The Nature Conservation Foundation, Mysore, studied four patches of forests adjoining coffee plantations and varying in disturbance levels from relatively undisturbed to highly disturbed. Disturbance was measured in terms of human activities such as felling and grazing that damage the forest's ecology.Greater the number of activities, higher is the disturbance level. The arabica sp was seen more in patches that had been highly disturbed by human activities. But the robusta species was found to infiltrate any forest patch, irrespective of the disturbance. Moreover, since arabica plantations were hit by the pest white borer repeatedly in the past decade, planters switched to robusta which made it a bigger threat.

The researchers also found a distinct pattern: there were more coffee plants at the forests'edge. The edge receives more sunlight than the interior. Although coffee grows under shade, robusta is capable of growing in light too.

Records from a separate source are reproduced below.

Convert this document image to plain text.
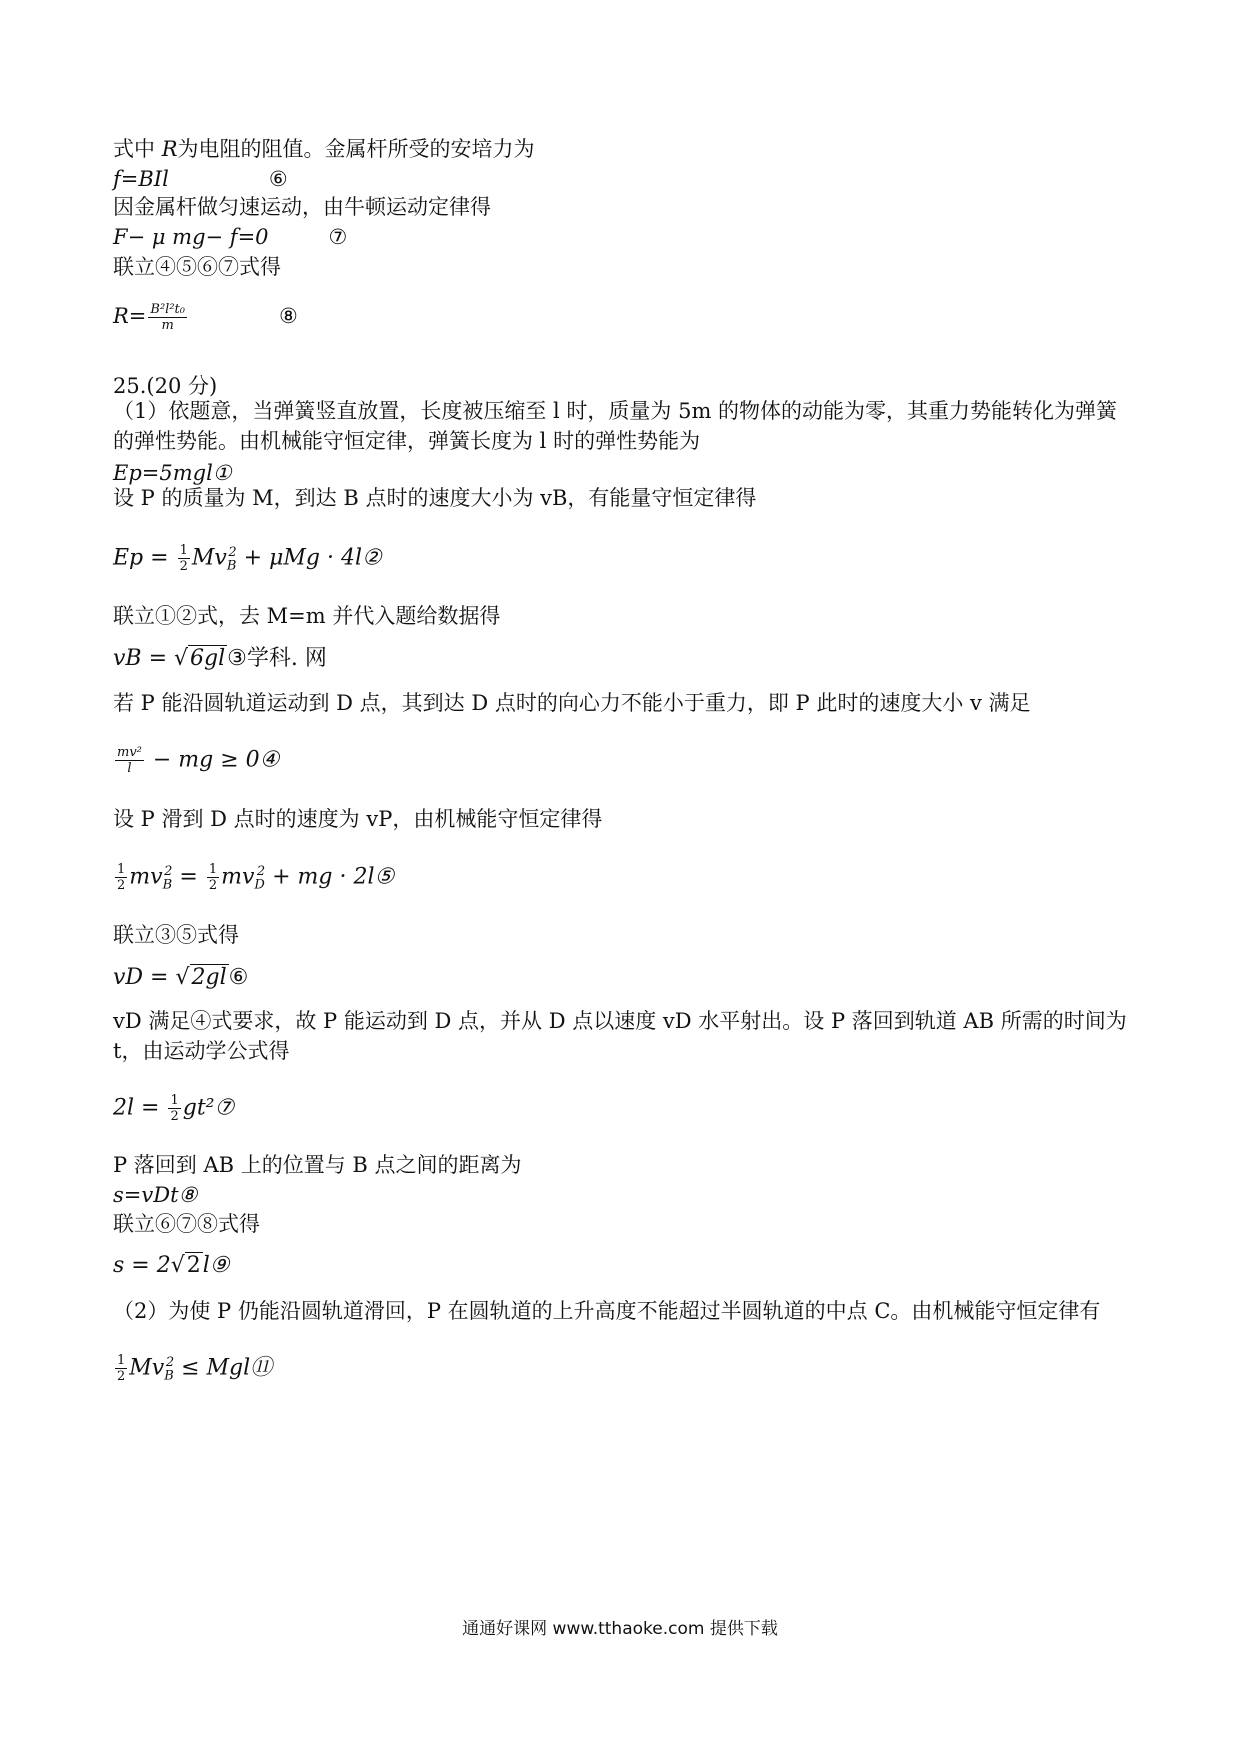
式中 R为电阻的阻值。金属杆所受的安培力为
f=BIl	⑥
因金属杆做匀速运动，由牛顿运动定律得
F− μ mg− f=0	⑦
联立④⑤⑥⑦式得
$R= \frac{\text{B²l²t₀}}{m}$	⑧
25.(20 分)
（1）依题意，当弹簧竖直放置，长度被压缩至 l 时，质量为 5m 的物体的动能为零，其重力势能转化为弹簧的弹性势能。由机械能守恒定律，弹簧长度为 l 时的弹性势能为
Ep=5mgl①
设 P 的质量为 M，到达 B 点时的速度大小为 vB，有能量守恒定律得
$Ep = \frac{1}{2} Mv_B^2 + \mu Mg$ · 4l②
联立①②式，去 M=m 并代入题给数据得
vB = √6gl③学科. 网
若 P 能沿圆轨道运动到 D 点，其到达 D 点时的向心力不能小于重力，即 P 此时的速度大小 v 满足
$\frac{\text{mv²}}{l}$ − mg ≥ 0④
设 P 滑到 D 点时的速度为 vP，由机械能守恒定律得
$\frac{1}{2} mv_B^2 = \frac{1}{2} mv_D^2$ + mg · 2l⑤
联立③⑤式得
vD = √2gl⑥
vD 满足④式要求，故 P 能运动到 D 点，并从 D 点以速度 vD 水平射出。设 P 落回到轨道 AB 所需的时间为 t，由运动学公式得
$2l = \frac{1}{2}$ gt²⑦
P 落回到 AB 上的位置与 B 点之间的距离为
s=vDt⑧
联立⑥⑦⑧式得
s = 2√2l⑨
（2）为使 P 仍能沿圆轨道滑回，P 在圆轨道的上升高度不能超过半圆轨道的中点 C。由机械能守恒定律有
$\frac{1}{2} Mv_B^2$ ≤ Mgl⑪
通通好课网 www.tthaoke.com 提供下载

The coffee plant also produces a large number of seeds so more plants can grow. This increases the likelihood of the potential invasive to turn into one and take over completely.

"Any plant that has a symbiotic relationship with a local animal can be invasive too. Coffee berries are relished by civets and they are the biggest dispersers of its seeds. It has already invaded Nandi Hills, near Bangalore," said Ranjit Daniels heading the ecological research organisation, Care Earth, in Chennai.

In terms of rival invasives, the coffee plants had none. Lantana is a well known invasive but very little of it was found growing at the forest edge. "Had it been there in larger numbers, it would have taken over," said Atul Joshi, one of the authors of the study that will appear in an upcoming issue of Biological Invasions.